22 апреля. Москва. 89. Проснулся в 6, встал в 8. Читал Ноеса об общинах*. Читая шекеров, приходишь в ужас от однообразия мертвенного и суеверий: пляски и невидимые посетители и подарки — очки, фрукты и т. п. Думал: удаление в общину, образование общины, поддержание ее в чистоте — все это грех — ошибка. Нельзя очиститься одному или одним; чиститься, так вместе; отделить себя, чтобы не грязниться, есть величайшая нечистота, вроде дамской чистоты, добываемой трудами других. Это все равно, как чистить или копать с края, где уж чисто. Нет, кто хочет работать, тот залезет в самую середину, где грязь, если не залезет, то, по крайней мере, не уйдет из середины, если попал туда. […]

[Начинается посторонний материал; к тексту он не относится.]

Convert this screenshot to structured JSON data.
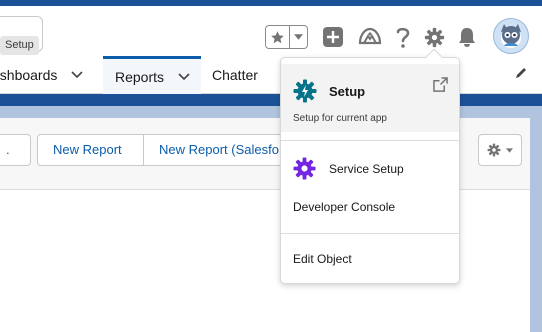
{
  "header": {
    "tooltip": "Setup",
    "icons": [
      "favorites-star-icon",
      "favorites-dropdown-icon",
      "global-actions-icon",
      "trailhead-guidance-icon",
      "help-icon",
      "setup-gear-icon",
      "notifications-bell-icon",
      "user-avatar"
    ]
  },
  "nav": {
    "items": [
      {
        "label": "ashboards"
      },
      {
        "label": "Reports"
      },
      {
        "label": "Chatter"
      }
    ]
  },
  "toolbar": {
    "first_button": ".",
    "new_report": "New Report",
    "new_report_salesforce": "New Report (Salesfo"
  },
  "setup_menu": {
    "setup_title": "Setup",
    "setup_subtitle": "Setup for current app",
    "service_setup": "Service Setup",
    "developer_console": "Developer Console",
    "edit_object": "Edit Object"
  },
  "colors": {
    "brand_blue": "#1b5297",
    "link_blue": "#0b5cab",
    "setup_gear_blue": "#06738b",
    "service_gear_purple": "#7526e3"
  }
}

23 апреля. Москва. 89. Встал очень рано. Усталый. И не пытался писать. Читал сен-симонизм, фурьеризм и общины и никуда не выходил. Думал: страшно подумать, как заброшен мир, как парализована в нем деятельность лучших представителей человечества организациями церкви, государства, педагогической науки, искусства, прессы, монастырей, общин: все силы, которые могли бы служить человечеству примером и прямым делом, становятся в исключительное положение, такое, при котором простое житье, воздержание от пороков, слабостей, глупостей, роскоши становится необязательным, простительным, даже нужным (нельзя же архиерею, министру, ученому не иметь прислуги, удобоваримого обеда, рюмки вина), и не остается никого для делания простого, прямого дела жизни. Еще хорошо, что церковь, государство, наука, литература, искусство не чисто выбирают, а остаются люди рядовые. Но все-таки это отступление лучших по силам людей от дела жизни — губительно. St. Simon говорит: что, если бы уничтожить 3000 лучших ученых? Он думает, что все погибло бы. Я думаю — нет. Важнее уничтожение, изъятие лучших нравственно людей. Это и делается. И все-таки мир не погибает. Но хорошо бы уяснить это.

После обеда, во время которого был молчалив от дурного расположения духа, пошел к Дмоховской. Зашел к Златовратскому. Там фабричный сочиняющий. Убеждал его бросить и сочинительство и вино; первое вреднее. Болело под ложечкой. Приехала бедная Таня. Жалка она мне очень.

25 апреля. Москва. 89. Встал поздно. Писал об искусстве недурно. Приехал Поша. Я говорил ему, что надо ждать*. Он огорчился; но с христианином всегда ясно и хорошо. Снес книги Янжулу и в музей. Дома ждут своих. Толки о Сережиной свадьбе. Все глупо, ничтожно и недоброжелательно.